In order to limit the displacement of civilians during the operation aimed at taking back Mosul from Daesh terrorists, the UN, Baghdad and Iraq's Kurdish Regional Government signed a three-way protocol days before the clashes. Batralla, Iraq, October 19.


Only 7,500 tent shelters are available, and most are already occupied, the manager of Degaba camp, Ahmad Abdu, said. As many as one million people are expected to be displaced due to the clashes. Erbil, Iraq. October 20. 


Battles continue but the Iraqi army takes a minute to rest. A member of the Iraqi army takes time to pray after the village of Khalidya was liberated from Daesh. Khalidya, Iraq. October 20. 

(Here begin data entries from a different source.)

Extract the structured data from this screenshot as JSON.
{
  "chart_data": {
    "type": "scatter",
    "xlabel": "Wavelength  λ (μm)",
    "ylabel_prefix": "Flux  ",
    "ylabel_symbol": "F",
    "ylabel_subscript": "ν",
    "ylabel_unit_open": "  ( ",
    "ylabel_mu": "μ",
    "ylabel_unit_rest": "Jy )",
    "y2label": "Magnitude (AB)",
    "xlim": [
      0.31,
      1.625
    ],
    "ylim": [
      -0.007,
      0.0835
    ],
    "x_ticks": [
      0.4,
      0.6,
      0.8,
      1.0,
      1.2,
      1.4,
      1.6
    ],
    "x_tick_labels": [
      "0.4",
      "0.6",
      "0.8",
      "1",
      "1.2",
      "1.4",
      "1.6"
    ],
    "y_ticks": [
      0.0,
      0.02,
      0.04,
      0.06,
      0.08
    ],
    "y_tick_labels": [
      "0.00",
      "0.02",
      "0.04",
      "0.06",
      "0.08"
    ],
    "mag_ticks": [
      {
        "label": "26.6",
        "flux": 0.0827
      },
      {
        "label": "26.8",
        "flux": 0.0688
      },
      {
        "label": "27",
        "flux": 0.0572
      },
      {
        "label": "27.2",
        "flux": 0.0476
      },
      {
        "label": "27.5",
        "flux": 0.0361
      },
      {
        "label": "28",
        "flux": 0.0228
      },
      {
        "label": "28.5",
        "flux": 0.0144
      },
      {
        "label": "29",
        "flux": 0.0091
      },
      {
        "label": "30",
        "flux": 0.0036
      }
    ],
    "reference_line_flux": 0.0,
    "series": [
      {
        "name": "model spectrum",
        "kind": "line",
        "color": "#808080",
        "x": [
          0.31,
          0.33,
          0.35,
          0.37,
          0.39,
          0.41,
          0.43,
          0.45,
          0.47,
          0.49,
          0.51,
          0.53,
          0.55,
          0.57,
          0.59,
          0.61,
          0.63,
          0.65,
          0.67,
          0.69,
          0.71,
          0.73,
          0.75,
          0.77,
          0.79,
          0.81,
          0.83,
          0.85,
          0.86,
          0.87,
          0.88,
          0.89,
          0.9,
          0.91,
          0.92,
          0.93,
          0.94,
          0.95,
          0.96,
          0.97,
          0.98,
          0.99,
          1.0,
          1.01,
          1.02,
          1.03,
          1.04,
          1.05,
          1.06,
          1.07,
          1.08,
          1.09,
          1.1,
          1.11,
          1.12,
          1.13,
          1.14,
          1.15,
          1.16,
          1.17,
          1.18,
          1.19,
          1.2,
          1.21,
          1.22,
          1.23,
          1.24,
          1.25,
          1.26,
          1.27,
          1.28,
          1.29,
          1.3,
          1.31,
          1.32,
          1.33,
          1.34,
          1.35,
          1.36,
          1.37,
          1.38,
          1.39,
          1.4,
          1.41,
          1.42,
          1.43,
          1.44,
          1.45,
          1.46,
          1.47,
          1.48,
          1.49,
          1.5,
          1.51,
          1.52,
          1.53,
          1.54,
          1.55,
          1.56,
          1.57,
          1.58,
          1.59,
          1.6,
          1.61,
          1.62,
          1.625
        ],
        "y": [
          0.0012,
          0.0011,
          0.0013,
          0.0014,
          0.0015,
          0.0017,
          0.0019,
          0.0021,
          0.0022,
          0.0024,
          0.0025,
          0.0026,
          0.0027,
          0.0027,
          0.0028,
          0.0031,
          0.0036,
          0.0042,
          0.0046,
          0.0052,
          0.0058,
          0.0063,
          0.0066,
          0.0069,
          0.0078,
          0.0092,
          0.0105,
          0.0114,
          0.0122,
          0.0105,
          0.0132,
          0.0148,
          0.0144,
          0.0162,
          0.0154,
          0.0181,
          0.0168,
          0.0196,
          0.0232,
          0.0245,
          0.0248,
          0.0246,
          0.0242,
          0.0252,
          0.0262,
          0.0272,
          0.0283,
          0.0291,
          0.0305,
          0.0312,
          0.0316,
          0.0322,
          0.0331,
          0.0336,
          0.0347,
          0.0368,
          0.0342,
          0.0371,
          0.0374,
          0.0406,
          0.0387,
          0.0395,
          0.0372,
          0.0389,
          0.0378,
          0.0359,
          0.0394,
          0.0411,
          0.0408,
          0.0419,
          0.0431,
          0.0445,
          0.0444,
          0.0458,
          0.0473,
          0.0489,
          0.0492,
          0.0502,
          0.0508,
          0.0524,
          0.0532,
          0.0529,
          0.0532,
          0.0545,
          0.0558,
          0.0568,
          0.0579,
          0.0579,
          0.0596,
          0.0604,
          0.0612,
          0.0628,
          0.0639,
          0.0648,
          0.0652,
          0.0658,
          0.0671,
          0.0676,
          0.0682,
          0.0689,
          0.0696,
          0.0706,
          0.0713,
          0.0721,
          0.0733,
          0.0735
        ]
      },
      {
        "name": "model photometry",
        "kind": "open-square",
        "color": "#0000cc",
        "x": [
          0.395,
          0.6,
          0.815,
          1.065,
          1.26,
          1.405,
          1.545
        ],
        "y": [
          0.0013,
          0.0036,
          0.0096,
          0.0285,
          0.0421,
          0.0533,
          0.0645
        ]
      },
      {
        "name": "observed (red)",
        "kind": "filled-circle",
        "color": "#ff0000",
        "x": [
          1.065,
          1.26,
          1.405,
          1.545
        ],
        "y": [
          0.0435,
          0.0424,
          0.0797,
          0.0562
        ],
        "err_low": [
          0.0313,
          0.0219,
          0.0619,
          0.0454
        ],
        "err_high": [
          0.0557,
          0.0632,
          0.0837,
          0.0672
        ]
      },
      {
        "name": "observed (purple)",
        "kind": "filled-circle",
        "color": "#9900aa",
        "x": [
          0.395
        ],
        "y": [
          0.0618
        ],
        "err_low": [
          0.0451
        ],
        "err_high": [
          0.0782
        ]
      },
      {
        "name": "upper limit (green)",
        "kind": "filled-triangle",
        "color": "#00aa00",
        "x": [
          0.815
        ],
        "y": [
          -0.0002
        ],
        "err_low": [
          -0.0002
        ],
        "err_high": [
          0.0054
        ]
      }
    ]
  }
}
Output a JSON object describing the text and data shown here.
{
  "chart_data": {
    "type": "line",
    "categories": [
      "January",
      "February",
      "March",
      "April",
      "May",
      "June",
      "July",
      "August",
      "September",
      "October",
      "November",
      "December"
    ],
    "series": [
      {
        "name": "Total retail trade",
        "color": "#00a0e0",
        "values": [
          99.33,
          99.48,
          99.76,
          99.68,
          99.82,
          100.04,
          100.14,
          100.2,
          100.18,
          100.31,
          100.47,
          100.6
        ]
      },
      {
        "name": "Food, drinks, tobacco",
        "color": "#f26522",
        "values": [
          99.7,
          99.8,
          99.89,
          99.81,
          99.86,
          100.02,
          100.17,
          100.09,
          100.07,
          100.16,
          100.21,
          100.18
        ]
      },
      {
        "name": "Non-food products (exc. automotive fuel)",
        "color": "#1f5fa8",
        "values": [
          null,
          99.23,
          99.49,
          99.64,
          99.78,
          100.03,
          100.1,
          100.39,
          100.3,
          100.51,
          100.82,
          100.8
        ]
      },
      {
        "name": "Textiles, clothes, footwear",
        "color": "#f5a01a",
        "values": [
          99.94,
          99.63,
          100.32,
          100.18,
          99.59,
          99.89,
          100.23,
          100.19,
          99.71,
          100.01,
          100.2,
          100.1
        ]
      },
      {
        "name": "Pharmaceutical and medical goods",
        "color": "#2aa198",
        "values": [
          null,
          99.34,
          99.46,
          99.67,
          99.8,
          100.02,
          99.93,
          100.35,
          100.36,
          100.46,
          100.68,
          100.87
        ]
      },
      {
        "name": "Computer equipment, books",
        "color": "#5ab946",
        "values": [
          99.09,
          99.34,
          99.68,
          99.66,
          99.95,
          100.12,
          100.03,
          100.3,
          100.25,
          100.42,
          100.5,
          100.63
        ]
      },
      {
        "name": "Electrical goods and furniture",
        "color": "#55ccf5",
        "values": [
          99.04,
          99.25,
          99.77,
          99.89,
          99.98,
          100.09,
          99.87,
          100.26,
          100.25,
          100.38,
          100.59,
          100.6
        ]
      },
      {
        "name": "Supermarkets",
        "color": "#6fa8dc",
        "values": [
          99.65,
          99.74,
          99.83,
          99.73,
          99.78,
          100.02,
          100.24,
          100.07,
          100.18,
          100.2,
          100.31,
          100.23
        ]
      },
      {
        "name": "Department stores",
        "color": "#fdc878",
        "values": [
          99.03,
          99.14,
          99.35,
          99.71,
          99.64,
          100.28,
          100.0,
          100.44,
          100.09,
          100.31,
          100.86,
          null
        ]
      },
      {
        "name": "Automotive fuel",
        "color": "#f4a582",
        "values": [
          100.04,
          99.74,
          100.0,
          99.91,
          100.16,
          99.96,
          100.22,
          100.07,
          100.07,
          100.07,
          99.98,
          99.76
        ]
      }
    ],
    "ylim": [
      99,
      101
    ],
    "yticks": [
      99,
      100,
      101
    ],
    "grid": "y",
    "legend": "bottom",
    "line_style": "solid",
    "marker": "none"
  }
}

Representatives from 23 countries and three regional and international organisations met to hold talks on the importance of providing humanitarian aid to the city of Mosul, as well as protecting civilians. Paris, France. October 20.


Families who fled their homes due to clashes in Mosul arrive at a camp, north of the city. Men are being searched and question to assure the safety of the displaced making sure there are no ties to Daesh. Bashiqa, Iraq. October 21.


Iraqi government forces and the international coalition forces liberated eight villages south and southeast of Mosul. Kurdish forces also attacked from the north and east, taking back several other villages, said statements from military commands. Bartella, Iraq. October 21


The Turkish Red Crescent said it was sending aid trucks to northern Iraq with food and humanitarian supplies for up to 10,000 people who have been displaced by clashes around Mosul. Deepaka camp in the northwest of Erbil, Iraq. October 22.


Daesh has taken 550 families from villages around Mosul and is holding them close to its strongholds in the city, probably as human shields, a spokeswoman for the UN human rights office said in Geneva. Deepaka camp in the northwest of Erbil, Iraq. October 23


The Iraqi army's media office said about 50 villages had been taken from Daesh terrorists since the start of the operations. Iraq estimates 5,000 to 6,000 terrorists are in Mosul. Deepaka camp in the northwest of Erbil, Iraq. October 23.


Peshmerga forces captured a key road linking the northern Iraqi town of Bashiqa to the Daesh-held town of Mosul after they freed Bashiqa from the terrorists. The offensive to take Mosul is expected to become the biggest battle in the country since the US-led invasion in 2003. Qayyara, Iraq. October 23.